Он отпустил её пальцы, но только для того, чтобы сесть рядом, на сухую хвою, и его плечо оказалось в дюйме от её плеча — она чувствовала тепло его тела сквозь тонкую ткань рубашки, слышала его дыхание, ровное и спокойное, и этот близкий контакт, ещё не прикосновение, но уже не расстояние, казался более интимным, чем всё, что было между ними прошлой ночью.
— Нам нужно выступать через час, — сказал он, глядя куда-то в сторону, на верхушки сосен, где небо уже наливалось голубизной, и его профиль — прямой нос, волевой подбородок, рыжая щетина на щеках — вырисовывался чётко, как на гравюре. — Но у нас есть время.
Он повернулся к ней, и в его взгляде было что-то, от чего у Татьяны пересохло в горле — не похоть, не голод, а вопрос, который он не задавал вслух, но который висел в воздухе между ними, прозрачный и хрупкий, как утренняя паутина. Она поняла, что эта тишина — её выбор. Она могла встать, отряхнуть юбку, разбудить Варю и заняться делами лагеря, и он бы не сказал ни слова, не посмотрел бы с упрёком, не напомнил бы ей о том, что произошло между ними прошлой ночью.
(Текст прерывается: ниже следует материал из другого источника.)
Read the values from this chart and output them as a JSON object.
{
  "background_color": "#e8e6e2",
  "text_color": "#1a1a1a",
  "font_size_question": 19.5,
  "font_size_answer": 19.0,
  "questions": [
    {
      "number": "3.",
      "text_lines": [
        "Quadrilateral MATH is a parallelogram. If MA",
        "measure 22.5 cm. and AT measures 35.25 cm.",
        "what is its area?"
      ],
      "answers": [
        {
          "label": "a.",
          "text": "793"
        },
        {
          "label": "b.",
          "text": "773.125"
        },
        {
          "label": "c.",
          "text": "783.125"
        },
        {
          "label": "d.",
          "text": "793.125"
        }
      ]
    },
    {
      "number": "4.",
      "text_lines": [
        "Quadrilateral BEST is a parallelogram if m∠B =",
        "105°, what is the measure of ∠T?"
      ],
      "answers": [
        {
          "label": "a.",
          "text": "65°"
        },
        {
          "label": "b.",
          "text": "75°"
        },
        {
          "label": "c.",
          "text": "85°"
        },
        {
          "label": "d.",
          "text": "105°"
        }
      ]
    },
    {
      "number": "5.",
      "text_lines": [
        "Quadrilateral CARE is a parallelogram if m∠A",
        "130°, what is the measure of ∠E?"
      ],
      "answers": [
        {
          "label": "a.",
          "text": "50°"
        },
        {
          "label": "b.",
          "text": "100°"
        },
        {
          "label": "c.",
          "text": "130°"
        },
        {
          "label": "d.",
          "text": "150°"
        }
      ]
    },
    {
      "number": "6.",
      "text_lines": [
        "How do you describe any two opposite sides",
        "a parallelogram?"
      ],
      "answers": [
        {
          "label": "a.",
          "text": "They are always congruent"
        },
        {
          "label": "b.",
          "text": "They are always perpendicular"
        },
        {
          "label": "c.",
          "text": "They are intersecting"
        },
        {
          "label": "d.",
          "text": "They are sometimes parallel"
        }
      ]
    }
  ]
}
Или она могла остаться — остаться здесь, на этой хвое, в этом уединении, которое длилось всего несколько минут, но казалось вечностью, и позволить себе то, чего она не позволяла уже много недель: просто быть женщиной, которую хотят не для того, чтобы унизить, а для того, чтобы быть с ней.
Она не встала.
Татьяна повернулась к нему, и её колено коснулось его колена — лёгкое, почти случайное прикосновение, от которого по её бедру пробежала дрожь, и она увидела, как его зрачки расширились, как он чуть наклонил голову, и в этом движении было столько невысказанного, столько напряжения, что воздух между ними, казалось, загустел, стал плотным и тёплым, как перед грозой.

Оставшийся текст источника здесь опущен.